An increasing certitude and rigour in Nicholson is twinned with an almost imperceptible loosening in Mondrian. The introduction of a staccato double-line (visually similar to the deeper-cut shadows in Nicholson's hand-carved reliefs) prefigures Mondrian's later explosive 'Boogie Woogie' period in New York, suggesting that, in London, he'd already began to unbutton his starched shirt in preparation for a final hurrah.

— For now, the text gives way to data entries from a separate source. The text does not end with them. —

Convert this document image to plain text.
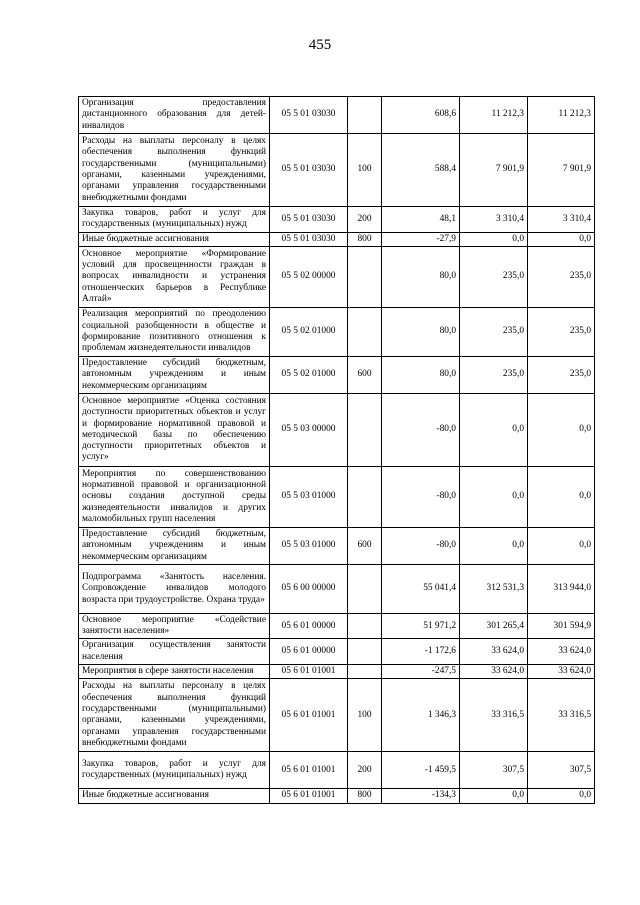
455
Организация предоставления дистанционного образования для детей-инвалидов	05 5 01 03030		608,6	11 212,3	11 212,3
Расходы на выплаты персоналу в целях обеспечения выполнения функций государственными (муниципальными) органами, казенными учреждениями, органами управления государственными внебюджетными фондами	05 5 01 03030	100	588,4	7 901,9	7 901,9
Закупка товаров, работ и услуг для государственных (муниципальных) нужд	05 5 01 03030	200	48,1	3 310,4	3 310,4
Иные бюджетные ассигнования	05 5 01 03030	800	-27,9	0,0	0,0
Основное мероприятие «Формирование условий для просвещенности граждан в вопросах инвалидности и устранения отношенческих барьеров в Республике Алтай»	05 5 02 00000		80,0	235,0	235,0
Реализация мероприятий по преодолению социальной разобщенности в обществе и формирование позитивного отношения к проблемам жизнедеятельности инвалидов	05 5 02 01000		80,0	235,0	235,0
Предоставление субсидий бюджетным, автономным учреждениям и иным некоммерческим организациям	05 5 02 01000	600	80,0	235,0	235,0
Основное мероприятие «Оценка состояния доступности приоритетных объектов и услуг и формирование нормативной правовой и методической базы по обеспечению доступности приоритетных объектов и услуг»	05 5 03 00000		-80,0	0,0	0,0
Мероприятия по совершенствованию нормативной правовой и организационной основы создания доступной среды жизнедеятельности инвалидов и других маломобильных групп населения	05 5 03 01000		-80,0	0,0	0,0
Предоставление субсидий бюджетным, автономным учреждениям и иным некоммерческим организациям	05 5 03 01000	600	-80,0	0,0	0,0
Подпрограмма «Занятость населения. Сопровождение инвалидов молодого возраста при трудоустройстве. Охрана труда»	05 6 00 00000		55 041,4	312 531,3	313 944,0
Основное мероприятие «Содействие занятости населения»	05 6 01 00000		51 971,2	301 265,4	301 594,9
Организация осуществления занятости населения	05 6 01 00000		-1 172,6	33 624,0	33 624,0
Мероприятия в сфере занятости населения	05 6 01 01001		-247,5	33 624,0	33 624,0
Расходы на выплаты персоналу в целях обеспечения выполнения функций государственными (муниципальными) органами, казенными учреждениями, органами управления государственными внебюджетными фондами	05 6 01 01001	100	1 346,3	33 316,5	33 316,5
Закупка товаров, работ и услуг для государственных (муниципальных) нужд	05 6 01 01001	200	-1 459,5	307,5	307,5
Иные бюджетные ассигнования	05 6 01 01001	800	-134,3	0,0	0,0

The untold postscript to this show is a saddening tale of an artist who left yet another wartorn home he'd grown to love – 'so wide and spread out', Mondrian said of London: 'in comparison, Paris seems like a toy city' – only to die of pneumonia in 1944, lonely and neglected on the other side of the Atlantic. The vertical pictures Mondrian had begun here, clearly influenced by the upright forms of Hepworth and Nicholson, may well have constituted a British 'Gothic' phase in his career, to use Mondrian's own term, rather than his crowning American 'Gotham'. But the bomb that rattled his cosy Hampstead idyll means we'll never know for sure, although clearly Mondrian couldn't countenance joining Nicholson and co in the secluded Cornish town of St Ives – there were no jazz clubs, gridlocked streets or rectilinear intersections of life on the move.

Much later, in 1983, a disgruntled French art historian, Serge Guilbaut, would write a controversial book about Cold War culture entitled 'How New York Stole the Idea of Modern Art', but perhaps in the 1930s, briefly, it was actually ours to lose.